Step 5 – Clearly define Roles and Responsibilities
To meet GDPR requirements most of us will need to clearly identify the roles of Controller and Processor activities. Most of us will function in both roles, but many of us rely on 3rd party processing activities. There are GDPR-specific requirements that need to be documented and followed. This is a great time to ensure you have the ownership and accountability needed. Ensure that the roles and responsibilities of the Data Protection Office (DPO) and Information Security Office (ISO) are included, as well as the policies established by those organizations.
Step 6 – Put Personal Data into context of its usage
We should be documenting the movement of data, data lineage, and traceability as a normal data governance practice. It is not just good enough to know how and where personal data was created. We must also know how, where, why, whom, and when personal data moves through our systems – even to 3rd parties or across country boundaries. This step should include the following:
- Tracking the policies and data sharing agreements between data owners and all usages of that data to ensure business traceability.
- Mapping the physical data movement of personal data from creation to all usages including the movement across boundaries or to 3rd parties/processors.
- Linking agreements to processing activities and the data categories involved.
- Clearly documenting the full data lineage and traceability for all personal data to all usages of that data.
Step 7 – Establish Impact Analysis Capability
This should be a best practice for all Data Governance programs, but it is a critical requirement in GDPR. I have always recommended that one of the significant values of the Business Glossary is impact assessment capabilities.
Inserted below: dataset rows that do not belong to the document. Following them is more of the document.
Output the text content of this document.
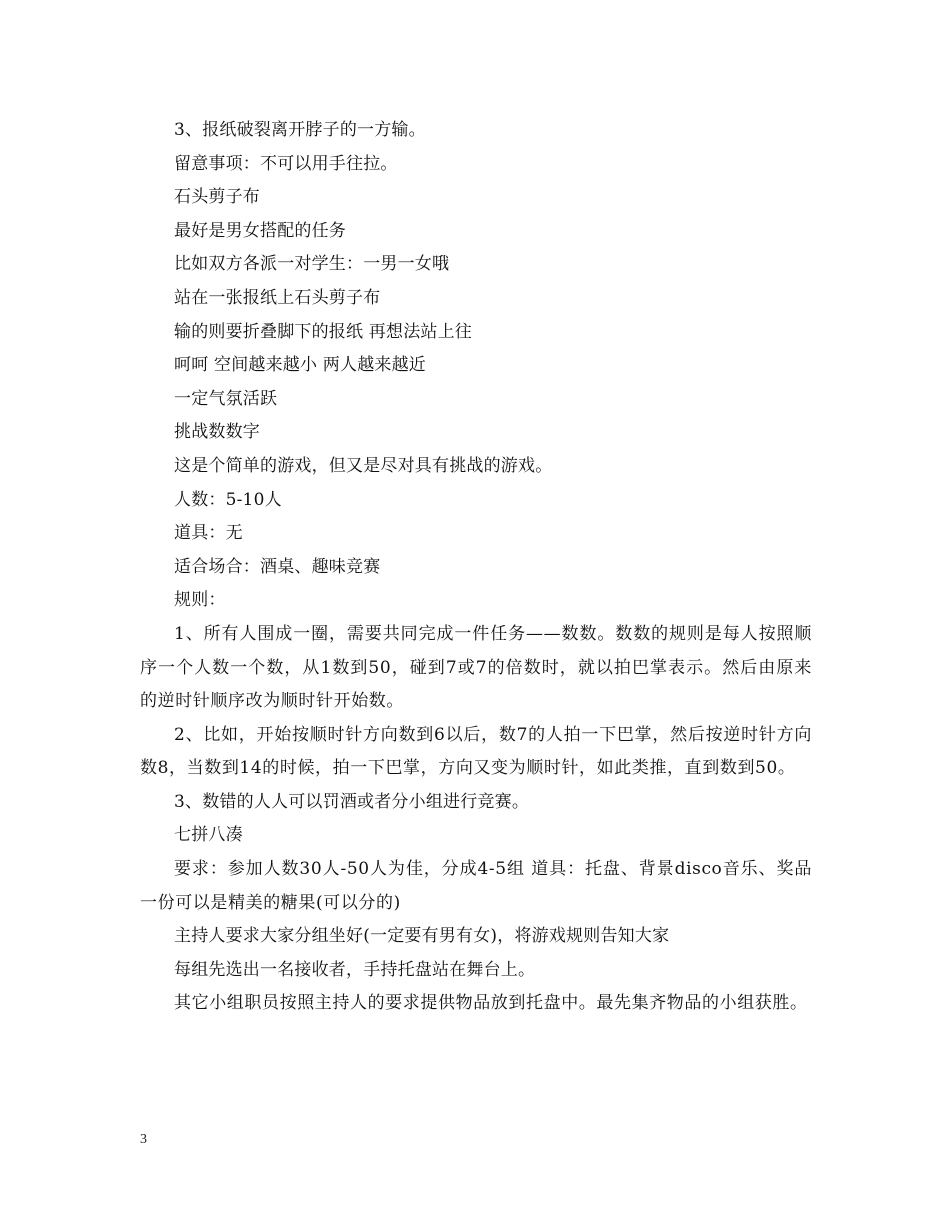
3、报纸破裂离开脖子的一方输。
留意事项：不可以用手往拉。
石头剪子布
最好是男女搭配的任务
比如双方各派一对学生：一男一女哦
站在一张报纸上石头剪子布
输的则要折叠脚下的报纸 再想法站上往
呵呵 空间越来越小 两人越来越近
一定气氛活跃
挑战数数字
这是个简单的游戏，但又是尽对具有挑战的游戏。
人数：5-10人
道具：无
适合场合：酒桌、趣味竞赛
规则：

1、所有人围成一圈，需要共同完成一件任务——数数。数数的规则是每人按照顺序一个人数一个数，从1数到50，碰到7或7的倍数时，就以拍巴掌表示。然后由原来的逆时针顺序改为顺时针开始数。

2、比如，开始按顺时针方向数到6以后，数7的人拍一下巴掌，然后按逆时针方向数8，当数到14的时候，拍一下巴掌，方向又变为顺时针，如此类推，直到数到50。

3、数错的人人可以罚酒或者分小组进行竞赛。
七拼八凑

要求：参加人数30人-50人为佳，分成4-5组 道具：托盘、背景disco音乐、奖品一份可以是精美的糖果(可以分的)

主持人要求大家分组坐好(一定要有男有女)，将游戏规则告知大家
每组先选出一名接收者，手持托盘站在舞台上。

其它小组职员按照主持人的要求提供物品放到托盘中。最先集齐物品的小组获胜。

3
The Glossary should have all data assets mapped to their usages, owners, processes, accountable and usage parties, business understanding and technical implementation. This allows for impact assessments from a policy view, a functional business view, a systems/application view, and from a reporting or usage view. For GDPR, this is known as the 72-hour notification requirement. Basically, your organization will be responsible to notify all individuals impacted by a security or data breach within 72 hours of the occurrence. Discuss the details of the GDPR requirements with your DPO and ISO teams. In case of a system or network breach you must quickly identify:
- What are the data subject categories and individual data impacted?
- What processing activities are impacted and where?
- What individual personal data has been impacted, where, and when?
The capability of impact assessments will help to meet the operational activities and data breach processes.
Step 8 – Monitor and Track compliance
Dashboards and scorecards for Data Governance metrics and the Business Glossary content should be a practice of all data governance programs. We can leverage these and enhance them to meet the specifics of GDPR compliance. We can produce a heat-map of the progress by business unit, by source application, by data subject category, by personal data tagged, or by processor (application). We need to monitor the metrics from each step as well as the risks involved. The capabilities existing in the Data Governance program can be leveraged for reporting our progress as well as the Data Protection Impact Assessments required by GDPR.
GDPR is a wonderful business use case to leverage your Business Glossary and Data Governance practices. It will not provide you with a solution to all the requirements for GDPR compliance, but it will be a significant portion of your solution. And, as always, stay calm and allow your Business Glossary to prosper!